Winklevoss Twins Want To Start A Bitcoin ETF, A Great Tool For Separating Suckers, Their Money

Winklevoss Twins Find Great Tool For Separating Suckers, Money

If you have never heard the expression, "a fool and his money are soon parted," then boy do the Winklevoss twins have a golden investment opportunity for you.

The wealthy Winklevii, who famously battled Mark Zuckerberg over their contributions to the creation of Facebook, filed paperwork on Monday for an initial public offering of a new exchange-traded fund tracking the price of bitcoins, the unregulated digital currency. The filing says Tyler and Cameron Winklevoss, presumably out of the goodness of their hearts -- and for a small fee, of course -- will use the ETF to make investing in bitcoins easy and fun for the masses.

And it should make for a fantastic investment, if you don't really care about ever seeing your money again.

"It's an IQ test," wrote an anonymous blogger on the investment blog Macro Man. "Bitcoin is anonymous, untaxed (for now) and quite liquid in and of its own right despite all the complexities of a cryptocurrency. A bitcoin ETF is taxed, has fees, may or may not be liquid at all. So, this is really a test: do you want to facilitate the exit of the Winkelvii from an investment at inflated levels which they will soon be taxed upon or do you want to sit this hand out?"

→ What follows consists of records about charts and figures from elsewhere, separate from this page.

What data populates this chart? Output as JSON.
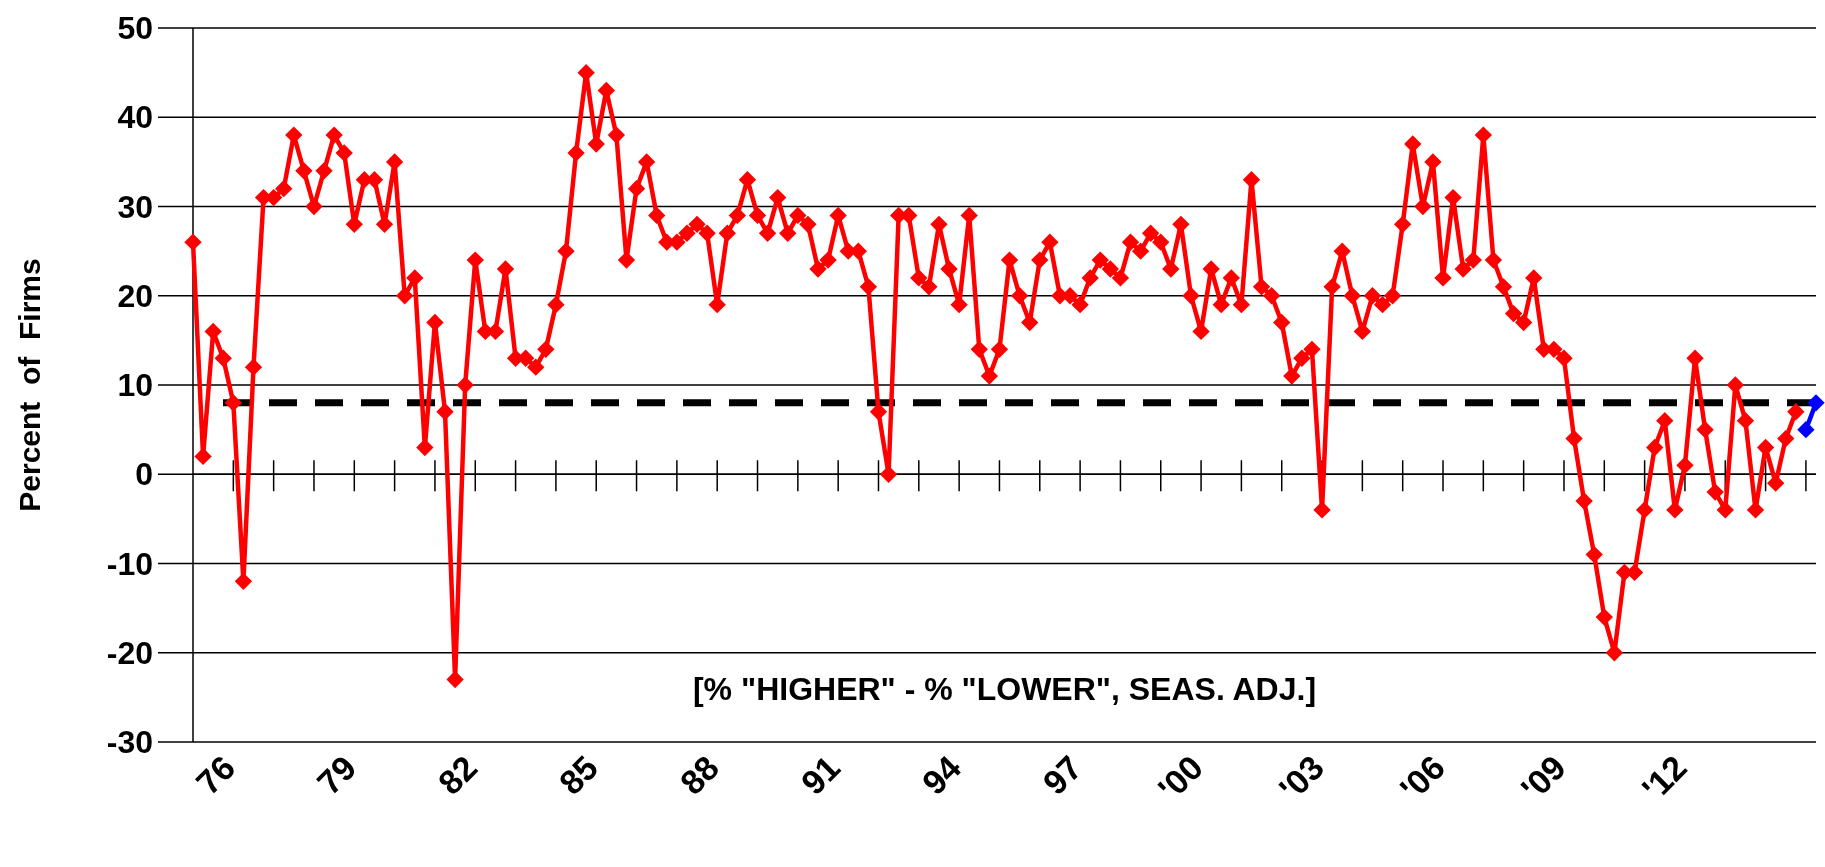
{
  "chart_data": {
    "type": "line",
    "ylabel": "Percent  of  Firms",
    "annotations": [
      "[% \"HIGHER\" - % \"LOWER\", SEAS. ADJ.]"
    ],
    "categories": [
      null,
      null,
      null,
      null,
      "76",
      null,
      null,
      null,
      null,
      null,
      null,
      null,
      null,
      null,
      null,
      null,
      "79",
      null,
      null,
      null,
      null,
      null,
      null,
      null,
      null,
      null,
      null,
      null,
      "82",
      null,
      null,
      null,
      null,
      null,
      null,
      null,
      null,
      null,
      null,
      null,
      "85",
      null,
      null,
      null,
      null,
      null,
      null,
      null,
      null,
      null,
      null,
      null,
      "88",
      null,
      null,
      null,
      null,
      null,
      null,
      null,
      null,
      null,
      null,
      null,
      "91",
      null,
      null,
      null,
      null,
      null,
      null,
      null,
      null,
      null,
      null,
      null,
      "94",
      null,
      null,
      null,
      null,
      null,
      null,
      null,
      null,
      null,
      null,
      null,
      "97",
      null,
      null,
      null,
      null,
      null,
      null,
      null,
      null,
      null,
      null,
      null,
      "'00",
      null,
      null,
      null,
      null,
      null,
      null,
      null,
      null,
      null,
      null,
      null,
      "'03",
      null,
      null,
      null,
      null,
      null,
      null,
      null,
      null,
      null,
      null,
      null,
      "'06",
      null,
      null,
      null,
      null,
      null,
      null,
      null,
      null,
      null,
      null,
      null,
      "'09",
      null,
      null,
      null,
      null,
      null,
      null,
      null,
      null,
      null,
      null,
      null,
      "'12",
      null,
      null,
      null,
      null,
      null,
      null,
      null,
      null,
      null,
      null,
      null,
      null,
      null
    ],
    "ylim": [
      -30,
      50
    ],
    "yticks": [
      -30,
      -20,
      -10,
      0,
      10,
      20,
      30,
      40,
      50
    ],
    "grid": "y",
    "marker": "diamond",
    "line_style": "solid",
    "ref_lines": [
      {
        "axis": "y",
        "value": 8,
        "color": "#000000",
        "line_style": "dashed"
      }
    ],
    "series": [
      {
        "color": "#ff0000",
        "values": [
          26,
          2,
          16,
          13,
          8,
          -12,
          12,
          31,
          31,
          32,
          38,
          34,
          30,
          34,
          38,
          36,
          28,
          33,
          33,
          28,
          35,
          20,
          22,
          3,
          17,
          7,
          -23,
          10,
          24,
          16,
          16,
          23,
          13,
          13,
          12,
          14,
          19,
          25,
          36,
          45,
          37,
          43,
          38,
          24,
          32,
          35,
          29,
          26,
          26,
          27,
          28,
          27,
          19,
          27,
          29,
          33,
          29,
          27,
          31,
          27,
          29,
          28,
          23,
          24,
          29,
          25,
          25,
          21,
          7,
          0,
          29,
          29,
          22,
          21,
          28,
          23,
          19,
          29,
          14,
          11,
          14,
          24,
          20,
          17,
          24,
          26,
          20,
          20,
          19,
          22,
          24,
          23,
          22,
          26,
          25,
          27,
          26,
          23,
          28,
          20,
          16,
          23,
          19,
          22,
          19,
          33,
          21,
          20,
          17,
          11,
          13,
          14,
          -4,
          21,
          25,
          20,
          16,
          20,
          19,
          20,
          28,
          37,
          30,
          35,
          22,
          31,
          23,
          24,
          38,
          24,
          21,
          18,
          17,
          22,
          14,
          14,
          13,
          4,
          -3,
          -9,
          -16,
          -20,
          -11,
          -11,
          -4,
          3,
          6,
          -4,
          1,
          13,
          5,
          -2,
          -4,
          10,
          6,
          -4,
          3,
          -1,
          4,
          7,
          null,
          null
        ]
      },
      {
        "color": "#0000ff",
        "values": [
          null,
          null,
          null,
          null,
          null,
          null,
          null,
          null,
          null,
          null,
          null,
          null,
          null,
          null,
          null,
          null,
          null,
          null,
          null,
          null,
          null,
          null,
          null,
          null,
          null,
          null,
          null,
          null,
          null,
          null,
          null,
          null,
          null,
          null,
          null,
          null,
          null,
          null,
          null,
          null,
          null,
          null,
          null,
          null,
          null,
          null,
          null,
          null,
          null,
          null,
          null,
          null,
          null,
          null,
          null,
          null,
          null,
          null,
          null,
          null,
          null,
          null,
          null,
          null,
          null,
          null,
          null,
          null,
          null,
          null,
          null,
          null,
          null,
          null,
          null,
          null,
          null,
          null,
          null,
          null,
          null,
          null,
          null,
          null,
          null,
          null,
          null,
          null,
          null,
          null,
          null,
          null,
          null,
          null,
          null,
          null,
          null,
          null,
          null,
          null,
          null,
          null,
          null,
          null,
          null,
          null,
          null,
          null,
          null,
          null,
          null,
          null,
          null,
          null,
          null,
          null,
          null,
          null,
          null,
          null,
          null,
          null,
          null,
          null,
          null,
          null,
          null,
          null,
          null,
          null,
          null,
          null,
          null,
          null,
          null,
          null,
          null,
          null,
          null,
          null,
          null,
          null,
          null,
          null,
          null,
          null,
          null,
          null,
          null,
          null,
          null,
          null,
          null,
          null,
          null,
          null,
          null,
          null,
          null,
          null,
          5,
          8
        ]
      }
    ]
  }
}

Back in April, the Winklevii revealed that they owned about $10 million worth of bitcoins, or about 1 percent of all the bitcoin wealth in existence.

At the time, bitcoins were in the middle of a sickening crash, tumbling from an all-time peak of $266 per bitcoin to $105 in the course of one trading day. The price has stabilized in recent weeks, but has continued on its downward path, recently fetching about $90. (Story continues below chart, courtesy of BitcoinCharts.com.)

winklevoss

This wild price ride is just one of the many, many risks involved in buying an ETF tracking bitcoins. In fact, the section of the IPO paperwork discussing "risk factors" takes up 18 pages -- longer than the filing's 12-page description of what the heck bitcoins even are.

The unusual risks include the possibility that the ETF's bitcoins, which are just digits stored in a computer after all, could accidentally or on purpose be erased from existence forever. A hacker could possibly figure out how to defeat the ETF's security system. A hacker or evil robot could grab control of more than half the processing power on the Bitcoin Network, the global system for producing and distributing bitcoins, which might adversely impact your investment just a touch.

Various governments could also decide to more closely regulate or outlaw the use of bitcoins, which are attractive to money launderers who like the currency's anonymity. The top bitcoin exchange, Tokyo-based Mt. Gox, has, in separate episodes in recent months, temporarily shut down trading and blocked U.S. users from withdrawing their money. A Winklevoss IPO might help legitimize the currency, notes The New York Times, but it will not affect the currency's Wild-West flavor very much. (If this isn't enough, Quartz's Simone Foxman, Bloomberg View's Evan Soltas and Wonkblog's Timothy Lee have each taken a stab at listing the ETF's many risks.)

Of course, many of these are the same risks that anyone takes when buying bitcoins. And the process of buying bitcoins is a bit tedious and complicated, as New York magazine's Kevin Roose found out recently.

But if for some reason you feel you just have to get in on the bitcoin action, you must decide whether your intolerance for the tedium of buying bitcoins is worth the amount of money you will pay the Winklevii for handling that transaction for you.

Meanwhile, any ETF brings with it the risk that its value will not match the underlying value of the assets it holds, as many ETF investors have recently discovered to their horror.

And buying the ETF means you'll be taking on all the risks of bitcoin without some of the purported benefits of bitcoin, such as keeping your cash away from Uncle Sam and his black helicopters or whatever. In fact, you'll be paying taxes on any money you make in that ETF -- assuming you get very lucky and don't lose it all.